Hurricane Sands trails were offered as one of the featured rides at the Tri-State ATV Jamboree in Hurricane last March. I signed up for this ride along with friends from the Northern Utah ATV Trail Riders.

We turned south off Highway 9 onto Sand Hollow Road, staging near the entrance to Sand Hollow State Park. We followed the road for several miles before making our entrance into the sand. While the Hurricane Sands have dunes to play in, I like the fact that the trails actually go somewhere.

One of the first things I noticed was the red color of the sand. This is red rock country so it is little wonder that it is also red sand country.

We rode trails that were a mixture of sand and slick rock winding our way through silent sandstone sentinels. We soon came to the most unusual of these structures known as The Flintstone House. This big rock had a flat top with the middle hollowed out. It was large enough for half a dozen people to enter and look out framed windows formed by wind and sand. It was one of those features where you take a picture and send it back to family with a note that says, “Wish you were here.” It was a highlight of our ride.

We stopped occasionally to play in what could only be described as large sand boxes. There is a real freedom in just taking off and running with the wind in your face.

One such stop found us at a solid rock lip that topped a steep sand slope descending several hundred feet to another riding area. Descending this slope was a challenge. It was steep enough to require some throttle to keep the back end stable. Trying to climb back to the top was twice the challenge. Only a few riders were up to that test. Fortunately, there was another, less daunting route back to the top.

All of us rode with whip flags on our machines. It makes it easier to spot another rider, and flags are required in the Hurricane Sands.

From time to time, we caught glimpses of Sand Hollow Reservoir — the jewel of the Hurricane Sands. It makes this sand box unique.

As we came toward the end of our ride, some wanted to stay and play while the rest of us wanted to head back. The ride leader pointed out the general direction of the trucks and we took off. I wasn’t worried because I had a GPS and I thought I knew how to read it.
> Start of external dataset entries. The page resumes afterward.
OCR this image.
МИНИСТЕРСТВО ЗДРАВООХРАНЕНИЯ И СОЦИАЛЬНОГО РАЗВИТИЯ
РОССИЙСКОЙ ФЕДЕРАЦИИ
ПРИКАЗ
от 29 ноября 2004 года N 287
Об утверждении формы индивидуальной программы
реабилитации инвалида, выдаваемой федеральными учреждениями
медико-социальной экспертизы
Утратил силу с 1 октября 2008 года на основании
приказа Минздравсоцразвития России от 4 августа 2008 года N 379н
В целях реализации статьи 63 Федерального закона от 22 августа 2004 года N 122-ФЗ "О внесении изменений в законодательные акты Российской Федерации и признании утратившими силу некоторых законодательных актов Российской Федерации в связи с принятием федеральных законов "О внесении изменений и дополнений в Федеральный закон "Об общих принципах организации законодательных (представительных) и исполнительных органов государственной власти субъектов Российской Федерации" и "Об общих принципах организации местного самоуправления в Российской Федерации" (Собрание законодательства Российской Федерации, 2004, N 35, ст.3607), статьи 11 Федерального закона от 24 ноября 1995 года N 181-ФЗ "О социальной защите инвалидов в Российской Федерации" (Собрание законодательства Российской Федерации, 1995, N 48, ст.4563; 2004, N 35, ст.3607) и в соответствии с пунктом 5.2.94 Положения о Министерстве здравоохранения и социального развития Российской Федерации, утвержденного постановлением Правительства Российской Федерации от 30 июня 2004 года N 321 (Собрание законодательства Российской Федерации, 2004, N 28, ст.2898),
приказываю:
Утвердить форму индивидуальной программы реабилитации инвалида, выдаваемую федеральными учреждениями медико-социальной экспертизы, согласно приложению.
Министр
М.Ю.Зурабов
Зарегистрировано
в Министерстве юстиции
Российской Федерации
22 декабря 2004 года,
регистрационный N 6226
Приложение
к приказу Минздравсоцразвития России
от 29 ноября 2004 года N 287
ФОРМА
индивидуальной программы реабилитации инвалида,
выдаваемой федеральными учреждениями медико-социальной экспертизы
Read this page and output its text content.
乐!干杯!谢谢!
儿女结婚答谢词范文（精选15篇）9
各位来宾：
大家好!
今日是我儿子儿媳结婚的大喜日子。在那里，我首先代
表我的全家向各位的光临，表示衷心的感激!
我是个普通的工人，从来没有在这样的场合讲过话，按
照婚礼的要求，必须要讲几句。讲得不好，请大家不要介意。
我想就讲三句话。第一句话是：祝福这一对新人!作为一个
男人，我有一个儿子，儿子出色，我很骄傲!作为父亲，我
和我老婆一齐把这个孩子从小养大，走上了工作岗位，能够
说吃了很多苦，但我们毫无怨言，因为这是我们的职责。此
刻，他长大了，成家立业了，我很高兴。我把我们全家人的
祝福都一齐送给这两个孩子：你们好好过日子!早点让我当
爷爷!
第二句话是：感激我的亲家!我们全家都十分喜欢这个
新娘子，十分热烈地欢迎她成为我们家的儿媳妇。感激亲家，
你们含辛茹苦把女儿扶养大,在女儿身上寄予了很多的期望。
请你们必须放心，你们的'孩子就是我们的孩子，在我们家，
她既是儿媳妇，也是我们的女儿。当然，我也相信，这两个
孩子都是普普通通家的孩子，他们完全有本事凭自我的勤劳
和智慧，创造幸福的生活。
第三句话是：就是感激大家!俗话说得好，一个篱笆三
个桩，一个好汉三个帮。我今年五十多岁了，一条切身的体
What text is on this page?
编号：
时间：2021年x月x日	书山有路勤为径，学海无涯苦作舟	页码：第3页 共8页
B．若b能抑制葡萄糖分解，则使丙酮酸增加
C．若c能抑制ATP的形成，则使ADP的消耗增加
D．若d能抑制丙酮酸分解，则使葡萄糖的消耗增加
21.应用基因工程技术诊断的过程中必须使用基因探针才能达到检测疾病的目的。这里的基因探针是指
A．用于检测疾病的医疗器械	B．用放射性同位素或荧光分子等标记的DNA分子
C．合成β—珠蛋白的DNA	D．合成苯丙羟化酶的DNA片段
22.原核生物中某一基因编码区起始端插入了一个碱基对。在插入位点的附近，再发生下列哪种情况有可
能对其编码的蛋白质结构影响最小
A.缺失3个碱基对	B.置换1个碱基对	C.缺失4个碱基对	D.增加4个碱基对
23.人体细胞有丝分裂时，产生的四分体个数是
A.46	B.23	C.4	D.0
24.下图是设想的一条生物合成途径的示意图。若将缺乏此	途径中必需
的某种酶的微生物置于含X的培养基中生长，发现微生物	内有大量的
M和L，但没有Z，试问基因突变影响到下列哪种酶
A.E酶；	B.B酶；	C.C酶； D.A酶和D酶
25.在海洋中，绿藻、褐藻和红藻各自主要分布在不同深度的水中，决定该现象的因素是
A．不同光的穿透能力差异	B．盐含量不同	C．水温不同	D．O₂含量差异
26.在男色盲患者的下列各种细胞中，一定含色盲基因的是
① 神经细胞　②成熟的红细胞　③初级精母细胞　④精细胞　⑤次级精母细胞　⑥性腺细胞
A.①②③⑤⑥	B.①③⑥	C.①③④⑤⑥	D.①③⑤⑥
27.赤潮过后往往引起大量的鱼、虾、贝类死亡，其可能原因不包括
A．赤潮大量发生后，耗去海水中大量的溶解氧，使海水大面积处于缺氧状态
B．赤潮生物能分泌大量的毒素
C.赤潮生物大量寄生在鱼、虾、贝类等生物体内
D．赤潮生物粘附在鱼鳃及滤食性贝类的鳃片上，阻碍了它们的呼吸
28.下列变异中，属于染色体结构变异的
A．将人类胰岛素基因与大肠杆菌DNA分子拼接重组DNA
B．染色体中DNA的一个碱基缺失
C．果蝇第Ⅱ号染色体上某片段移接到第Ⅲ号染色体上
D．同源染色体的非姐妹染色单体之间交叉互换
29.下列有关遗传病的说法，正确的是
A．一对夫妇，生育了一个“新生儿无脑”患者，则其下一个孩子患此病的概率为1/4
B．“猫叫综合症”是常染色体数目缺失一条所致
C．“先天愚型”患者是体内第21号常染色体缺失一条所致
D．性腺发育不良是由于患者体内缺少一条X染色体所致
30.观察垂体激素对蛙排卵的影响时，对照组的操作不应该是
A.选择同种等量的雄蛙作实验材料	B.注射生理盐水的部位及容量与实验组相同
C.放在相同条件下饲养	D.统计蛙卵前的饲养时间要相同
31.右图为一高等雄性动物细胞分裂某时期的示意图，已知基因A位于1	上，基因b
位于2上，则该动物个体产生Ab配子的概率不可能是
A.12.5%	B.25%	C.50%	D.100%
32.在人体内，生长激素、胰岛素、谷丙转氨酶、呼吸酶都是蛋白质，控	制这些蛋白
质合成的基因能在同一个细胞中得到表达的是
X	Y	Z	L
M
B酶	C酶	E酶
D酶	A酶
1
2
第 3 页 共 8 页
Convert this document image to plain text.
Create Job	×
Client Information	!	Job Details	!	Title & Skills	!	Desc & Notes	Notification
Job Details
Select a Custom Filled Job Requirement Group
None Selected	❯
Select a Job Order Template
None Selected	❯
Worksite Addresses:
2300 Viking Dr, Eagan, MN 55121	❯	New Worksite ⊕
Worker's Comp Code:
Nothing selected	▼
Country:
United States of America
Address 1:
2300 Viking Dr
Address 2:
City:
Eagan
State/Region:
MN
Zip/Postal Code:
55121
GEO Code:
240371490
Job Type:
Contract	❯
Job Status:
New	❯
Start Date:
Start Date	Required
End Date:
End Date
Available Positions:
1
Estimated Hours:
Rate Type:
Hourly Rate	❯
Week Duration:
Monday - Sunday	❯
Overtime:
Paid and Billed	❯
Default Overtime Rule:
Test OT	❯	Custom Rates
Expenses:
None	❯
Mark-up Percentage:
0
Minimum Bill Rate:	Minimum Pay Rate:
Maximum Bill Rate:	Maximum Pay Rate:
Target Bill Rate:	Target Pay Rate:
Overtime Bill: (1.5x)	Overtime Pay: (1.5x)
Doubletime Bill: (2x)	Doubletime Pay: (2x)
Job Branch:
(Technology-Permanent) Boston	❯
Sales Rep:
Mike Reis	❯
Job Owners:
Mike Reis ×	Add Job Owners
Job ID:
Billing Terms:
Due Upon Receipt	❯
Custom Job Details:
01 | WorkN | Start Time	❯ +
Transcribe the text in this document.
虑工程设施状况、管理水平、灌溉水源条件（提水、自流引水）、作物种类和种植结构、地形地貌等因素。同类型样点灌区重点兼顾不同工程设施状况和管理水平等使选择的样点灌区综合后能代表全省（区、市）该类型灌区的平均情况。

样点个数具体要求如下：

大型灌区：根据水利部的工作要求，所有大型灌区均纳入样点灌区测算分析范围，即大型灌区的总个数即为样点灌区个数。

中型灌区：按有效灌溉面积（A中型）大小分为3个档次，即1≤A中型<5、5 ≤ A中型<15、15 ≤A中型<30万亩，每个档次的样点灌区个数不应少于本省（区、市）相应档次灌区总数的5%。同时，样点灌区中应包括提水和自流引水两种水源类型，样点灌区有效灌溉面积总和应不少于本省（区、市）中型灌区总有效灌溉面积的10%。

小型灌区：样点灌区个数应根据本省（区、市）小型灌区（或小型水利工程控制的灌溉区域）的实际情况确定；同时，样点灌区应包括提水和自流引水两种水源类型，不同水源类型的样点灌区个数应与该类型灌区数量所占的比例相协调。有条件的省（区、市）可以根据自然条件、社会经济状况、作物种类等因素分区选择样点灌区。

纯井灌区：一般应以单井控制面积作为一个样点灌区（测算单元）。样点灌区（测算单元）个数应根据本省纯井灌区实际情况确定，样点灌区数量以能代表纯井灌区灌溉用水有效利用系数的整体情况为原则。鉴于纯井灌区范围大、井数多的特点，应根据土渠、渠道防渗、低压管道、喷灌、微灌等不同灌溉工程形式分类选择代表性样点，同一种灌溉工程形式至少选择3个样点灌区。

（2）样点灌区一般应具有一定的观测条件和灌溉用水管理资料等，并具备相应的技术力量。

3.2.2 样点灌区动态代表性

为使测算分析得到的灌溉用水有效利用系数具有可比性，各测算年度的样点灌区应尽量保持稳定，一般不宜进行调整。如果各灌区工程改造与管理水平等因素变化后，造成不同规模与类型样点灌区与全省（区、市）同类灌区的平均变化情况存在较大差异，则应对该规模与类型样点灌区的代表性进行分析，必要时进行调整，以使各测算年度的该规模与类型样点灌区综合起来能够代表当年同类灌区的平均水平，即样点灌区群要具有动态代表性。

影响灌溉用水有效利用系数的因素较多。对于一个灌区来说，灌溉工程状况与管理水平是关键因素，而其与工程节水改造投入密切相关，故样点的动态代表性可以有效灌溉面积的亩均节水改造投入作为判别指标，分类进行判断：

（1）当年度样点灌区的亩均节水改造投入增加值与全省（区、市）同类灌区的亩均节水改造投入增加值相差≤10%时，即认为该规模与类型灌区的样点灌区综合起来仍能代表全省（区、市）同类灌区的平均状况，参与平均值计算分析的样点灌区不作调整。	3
I was in the lead and following my track back when I reached a point where my track went both left and right. Well, I turned right and continued my track. Because of earlier riding experiences, I have mirrors mounted on my machine. I thought because I lead rides it is good to be able to check to see if anyone is following. In this case, I checked. I had a few followers so I kept going until I was overtaken by a rider who yelled, “You are going the wrong way!”

Feeling foolish, I asked the guys behind me if they knew I was lost. They did, but they just wanted to get in more riding, which made me feel more foolish. I turned around and found the rest of the group waiting for me to lead them back. There is something wrong with this scenario, but I am not quite sure what it is.

The best time to ride this area is in the early spring and late fall. When you go, take plenty of water, keep the rubber side down, and if you are leading the ride, make sure someone is following.